The piano trio field is a big one, even that corner reserved for the evenly poised triumvirate heirs to Bill Evans
. But drummer Jim Black
's unit carves out its own distinctive acre. On the fourth album since its inception in 2011 the threesome, completed by NYC-based, Austrian-born pianist Elias Stemeseder
and bassist Thomas Morgan
, has reached the stage where they have total trust in one another. On a program of 11 concise self-contained cuts spread across 47-minutes, they create an exploratory and engaging whole with only the merest compositional fragments as guides.
Black finds endless ways to break up and stutter a beat, evoking the electronic loops of hip-hop and drum and bass at times. But then he adds the human element, embellishing with impudent small gestures and explosive spurts, as part of the overall rattling tattoo. While Stemeseder totally buys into the percussive vibe, he displays a canny balance between tension, from repetition whether a single note or a nagging moitf, and release in suddenly unspooling glinting runs. An accomplished accompanist, Morgan never puts a foot wrong in these borderline settings, mixing elastic pulse and contrapuntal savvy.
Although all three are credited for each track, that doesn't quite tell the full story. After one recording session devoted to free improvisation, the next workshopped ideas of rhythmic feels or chord progressions, but without wringing out the unpredictability. Simple melodies, which recall the poppy calisthenics of the Esbjorn Svensson
Trio emerge among the ballad stylings of "Tripped Overture" and the lilting minor key vamp of "Spooty And Snofer," with its tasty bass fills and clanking drum canter.

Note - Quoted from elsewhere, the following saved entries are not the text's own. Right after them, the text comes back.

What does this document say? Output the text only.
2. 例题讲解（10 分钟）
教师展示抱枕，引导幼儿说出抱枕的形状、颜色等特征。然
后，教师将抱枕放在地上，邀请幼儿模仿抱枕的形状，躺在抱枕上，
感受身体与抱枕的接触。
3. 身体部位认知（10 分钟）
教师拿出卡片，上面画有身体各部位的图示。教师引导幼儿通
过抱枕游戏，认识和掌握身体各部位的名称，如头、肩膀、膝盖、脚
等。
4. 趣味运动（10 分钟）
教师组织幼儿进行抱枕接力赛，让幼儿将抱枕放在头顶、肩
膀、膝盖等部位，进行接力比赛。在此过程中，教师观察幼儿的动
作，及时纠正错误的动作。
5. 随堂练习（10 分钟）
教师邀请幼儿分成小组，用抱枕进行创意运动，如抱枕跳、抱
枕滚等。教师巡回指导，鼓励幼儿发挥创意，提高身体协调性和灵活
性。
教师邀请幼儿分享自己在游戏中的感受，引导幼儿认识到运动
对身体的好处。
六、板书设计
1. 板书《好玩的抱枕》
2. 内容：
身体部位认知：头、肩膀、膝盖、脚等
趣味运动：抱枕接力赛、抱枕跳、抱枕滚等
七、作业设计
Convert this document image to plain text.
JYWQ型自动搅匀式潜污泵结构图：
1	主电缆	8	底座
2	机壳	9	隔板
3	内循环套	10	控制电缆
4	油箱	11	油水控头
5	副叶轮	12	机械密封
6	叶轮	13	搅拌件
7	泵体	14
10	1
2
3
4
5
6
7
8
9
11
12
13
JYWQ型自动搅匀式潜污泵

They come closest to the tradition on the unalloyed "Neural Holiday" where melancholy feel and singing Keith Jarrett
-inflected exhortation unite in heartfelt vulnerability.
Stemeseder makes insouciant but effective use of near to hand preparations (glass bottles, paper, his wallet) by integrating unusual sonorities into his taut lines, like the harpsichord like tones which pepper his unfurling discourse on the splendid "This One And This Too," which progresses from stately anthem to rackety clatter. On "Astrono Said So" he hammers a dampened note, as his contribution to a thudding intro, and keeps it going even as he threads in other short phrases, in a piece which gradually slows over its course, until revealing what might be the kernel of a tune at the death.
The success of the album is down to how they convey a composerly intent even when it's not present, all the while undermining expectations like the best improv, even when there's forethought afoot.
Astrono Said So; Tripped Overture; Tighter Whined; Spooty And Snofer; Very Query; Focus On Tomorrow; Next Razor World; Neural Holiday; Dancy Clear Ends; What You Are Made From; This One And This Too.